The dropper “is being used to install a new backdoor and other tools using the novel technique of reading commands from seemingly innocuous Internet Information Services (IIS) logs,” the researchers said.
The toolset has been attributed by the cybersecurity company to a suspected espionage actor called UNC3524, aka Cranefly, which first came to light in May 2022 for its focus on bulk email collection from victims who deal with mergers and acquisitions and other financial transactions.
One of the group’s key malware strains is QUIETEXIT, a backdoor deployed on network appliances that do not support antivirus or endpoint detection, such as load balancers and wireless access point controllers, enabling the attacker to fly under the radar for extended periods of time.
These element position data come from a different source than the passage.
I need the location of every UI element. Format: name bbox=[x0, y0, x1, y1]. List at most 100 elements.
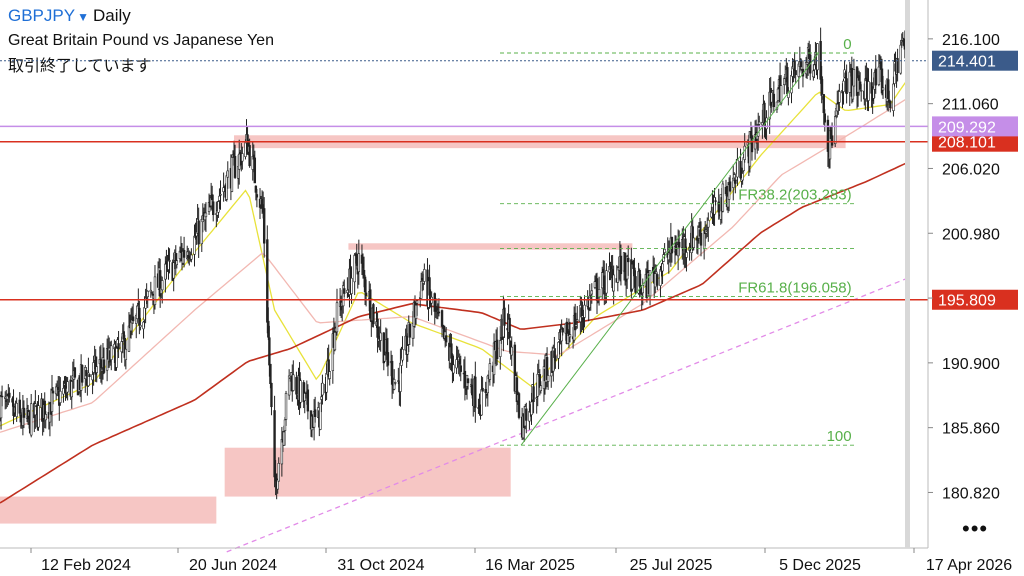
candle-body bbox=[408, 323, 411, 338]
moving-averages-layer bbox=[0, 79, 908, 504]
candle-body bbox=[561, 328, 564, 333]
candle-body bbox=[287, 375, 291, 396]
y-tick-label: 200.980 bbox=[942, 226, 1000, 243]
candle-body bbox=[18, 399, 21, 414]
candle-body bbox=[175, 260, 179, 266]
x-tick-label: 12 Feb 2024 bbox=[41, 557, 131, 574]
x-tick-label: 17 Apr 2026 bbox=[926, 557, 1012, 574]
candle-body bbox=[153, 276, 157, 305]
candle-body bbox=[486, 375, 490, 394]
scroll-marker bbox=[905, 0, 910, 548]
candle-body bbox=[459, 365, 462, 372]
candle-body bbox=[241, 153, 244, 162]
candle-body bbox=[452, 364, 455, 374]
candle-body bbox=[284, 393, 288, 420]
zone-rect bbox=[0, 496, 217, 524]
candle-body bbox=[896, 58, 899, 73]
candle-body bbox=[721, 183, 725, 212]
candle-body bbox=[466, 378, 470, 384]
candle-body bbox=[655, 271, 658, 274]
candle-body bbox=[480, 389, 483, 416]
candle-body bbox=[634, 276, 637, 293]
candle-body bbox=[641, 284, 644, 294]
zone-rect bbox=[224, 447, 511, 497]
candle-body bbox=[877, 66, 881, 86]
candle-body bbox=[595, 278, 599, 301]
fib-trendline bbox=[520, 52, 819, 446]
candle-body bbox=[102, 359, 106, 373]
candle-body bbox=[677, 241, 681, 248]
candle-body bbox=[0, 395, 4, 398]
candle-body bbox=[379, 332, 382, 341]
candle-body bbox=[627, 257, 630, 263]
candle-body bbox=[758, 121, 761, 125]
candle-body bbox=[488, 363, 492, 380]
price-tag-label: 195.809 bbox=[938, 293, 996, 310]
candle-body bbox=[95, 366, 98, 373]
instrument-description: Great Britain Pound vs Japanese Yen bbox=[8, 32, 274, 49]
candle-body bbox=[73, 367, 77, 378]
candle-body bbox=[168, 260, 171, 262]
candle-body bbox=[484, 389, 487, 393]
more-options-icon[interactable]: ••• bbox=[962, 516, 989, 541]
candle-body bbox=[799, 59, 803, 68]
candle-body bbox=[889, 100, 892, 109]
candle-body bbox=[838, 91, 841, 103]
candle-body bbox=[319, 402, 322, 430]
market-status: 取引終了しています bbox=[8, 56, 152, 75]
y-tick-label: 211.060 bbox=[942, 97, 999, 114]
candle-body bbox=[161, 280, 164, 291]
fib-level-label: FR38.2(203.283) bbox=[738, 187, 851, 204]
candle-body bbox=[124, 348, 128, 360]
candle-body bbox=[775, 101, 779, 110]
candle-body bbox=[539, 385, 543, 391]
candle-body bbox=[495, 339, 499, 360]
price-tag-label: 209.292 bbox=[938, 119, 996, 136]
timeframe-label[interactable]: Daily bbox=[92, 6, 131, 25]
candle-body bbox=[532, 386, 535, 403]
candle-body bbox=[444, 335, 448, 343]
candle-body bbox=[343, 288, 346, 294]
candle-body bbox=[612, 274, 615, 292]
candle-body bbox=[62, 388, 65, 395]
candle-body bbox=[386, 352, 390, 366]
price-tag-bg bbox=[932, 116, 1018, 137]
candle-body bbox=[881, 87, 885, 91]
candle-body bbox=[713, 197, 716, 215]
candle-body bbox=[372, 304, 375, 325]
candle-body bbox=[394, 382, 397, 384]
candle-body bbox=[66, 381, 69, 393]
candle-body bbox=[262, 208, 266, 244]
y-tick-label: 206.020 bbox=[942, 161, 1000, 178]
y-tick-label: 185.860 bbox=[942, 421, 1000, 438]
symbol-selector[interactable]: GBPJPY ▼ Daily bbox=[8, 6, 131, 26]
candle-body bbox=[88, 374, 91, 378]
candle-body bbox=[583, 304, 586, 318]
candle-body bbox=[772, 93, 776, 108]
candle-body bbox=[127, 325, 131, 352]
candle-body bbox=[852, 69, 856, 87]
candle-body bbox=[765, 117, 768, 130]
symbol-label[interactable]: GBPJPY bbox=[8, 6, 76, 25]
candle-body bbox=[22, 407, 26, 418]
candle-body bbox=[568, 334, 572, 338]
candle-body bbox=[70, 381, 73, 398]
chevron-down-icon[interactable]: ▼ bbox=[77, 10, 89, 24]
candle-body bbox=[845, 78, 848, 95]
trend-channel-layer bbox=[226, 277, 909, 553]
candle-body bbox=[499, 340, 502, 357]
candle-body bbox=[440, 310, 444, 327]
fibonacci-layer: 0 FR38.2(203.283) FR61.8(196.058) 100 bbox=[500, 36, 856, 446]
candle-body bbox=[255, 194, 259, 198]
ma-line-slow bbox=[0, 162, 908, 504]
candle-body bbox=[830, 135, 834, 146]
candle-body bbox=[59, 390, 62, 403]
x-tick-label: 25 Jul 2025 bbox=[630, 557, 713, 574]
fib-level-label: 0 bbox=[843, 36, 851, 53]
candle-body bbox=[510, 346, 513, 356]
candle-body bbox=[750, 135, 754, 153]
candle-body bbox=[248, 145, 251, 167]
candle-body bbox=[892, 83, 895, 111]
Geppei and Danfuan add to Cranefly’s custom cyber weaponry, with the former acting a dropper by reading commands from IIS logs that masquerade as harmless web access requests sent to a compromised server.
“The commands read by Geppei contain malicious encoded .ashx files,” the researchers noted. “These files are saved to an arbitrary folder determined by the command parameter and they run as backdoors.”
This includes a web shell called reGeorg, which has been put to use by other actors like APT28, DeftTorero, and Worok, and a never-before-seen malware dubbed Danfuan, which is engineered to execute received C# code.
Symantec said it hasn’t observed the threat actor exfiltrating data from victim machines despite a long dwell time of 18 months on compromised networks.
“The use of a novel technique and custom tools, as well as the steps taken to hide traces of this activity on victim machines, indicate that Cranefly is a fairly skilled threat actor,” the researchers concluded.
“The tools deployed and efforts taken to conceal this activity […] indicate that the most likely motivation for this group is intelligence gathering.”